São as pequenas vitórias do dia a dia que têm levado o casal Miranda manter-se na Alemanha. “Eu nasci cá, estou aqui há 48 anos” esclarece Susana. A idade surpreende-me, pela juventude que oculta e pela forma correta Susana pronuncia o português, após tantos anos fora de Portugal. “O meu pai obrigou-me a ir para a escola portuguesa e assim foi. Em casa só se falava o português, não se falava o alemão, se não caía…” esclarece enquanto gesticula com a mão direita.

Susana acompanha a gosto do marido pelo futebol, mas não ao ponto de abdicar do que a vida tem de bom. “Gosto, não digo que não, mas não deixo um bom bife para ir ver a bola. Isso não faço”. Só que, neste virar de junho para julho, o Euro2024 e a seleção portuguesa fazem acelerar os batimentos cardíacos. Susana não é exceção e há um motivo acrescido para que o coração bata mais forte neste dia 1, o dia do Portugal – Eslovénia.

“Fazemos 25 anos de casados este dia 1 e estamos confiantes que Portugal vai ganhar”. Esperemos que o presente das bodas de prata seja o desejado. À festa dos 25 anos do casamento do Manuel e da Susana juntam-se os três filhos do casal, os “três meninos” como ela diz. “Dois trabalham aqui connosco, outro é eletricista e quando é preciso vem ajudar. E é assim que vamos ficando por cá”.

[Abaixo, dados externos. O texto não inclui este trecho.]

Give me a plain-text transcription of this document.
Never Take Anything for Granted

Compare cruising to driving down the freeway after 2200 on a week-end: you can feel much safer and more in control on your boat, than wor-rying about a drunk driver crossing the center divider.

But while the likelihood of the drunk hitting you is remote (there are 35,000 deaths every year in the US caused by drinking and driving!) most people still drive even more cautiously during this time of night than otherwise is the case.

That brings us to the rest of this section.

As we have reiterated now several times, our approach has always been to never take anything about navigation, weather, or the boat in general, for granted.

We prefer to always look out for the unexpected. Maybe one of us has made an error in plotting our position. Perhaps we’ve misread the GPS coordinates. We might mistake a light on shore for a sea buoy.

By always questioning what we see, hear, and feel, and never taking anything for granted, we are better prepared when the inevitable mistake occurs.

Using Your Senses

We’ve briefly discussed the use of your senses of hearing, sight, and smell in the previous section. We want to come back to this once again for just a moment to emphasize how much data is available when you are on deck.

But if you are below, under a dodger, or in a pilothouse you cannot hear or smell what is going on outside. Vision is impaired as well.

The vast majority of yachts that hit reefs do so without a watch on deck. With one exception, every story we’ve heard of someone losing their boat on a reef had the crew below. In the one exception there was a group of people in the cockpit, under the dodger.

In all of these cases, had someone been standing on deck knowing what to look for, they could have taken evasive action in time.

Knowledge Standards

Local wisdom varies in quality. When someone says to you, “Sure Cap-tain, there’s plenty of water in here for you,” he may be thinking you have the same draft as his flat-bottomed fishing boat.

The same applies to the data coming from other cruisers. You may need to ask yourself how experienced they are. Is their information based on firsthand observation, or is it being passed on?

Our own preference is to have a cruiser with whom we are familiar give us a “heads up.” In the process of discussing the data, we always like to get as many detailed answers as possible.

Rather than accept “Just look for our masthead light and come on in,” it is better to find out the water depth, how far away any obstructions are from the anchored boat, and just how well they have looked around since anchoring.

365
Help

Mais tarde, Manuel ainda me diria que já pensou comprar casa em Portugal para quando se reformar, que não quer trabalhar depois dos 60 anos e a pensão que alemã dá uma boa reforma. Mas não ao ponto de gastar 300 mil euros e levar o resto da vida a pagar ao banco. Manuel Miranda pensou bem e concluiu que fica mais barato comprar a casa em que vive aqui na Alemanha. Mais tarde, ficará para os filhos, porque, garante “esses não vão de certeza viver em Portugal”.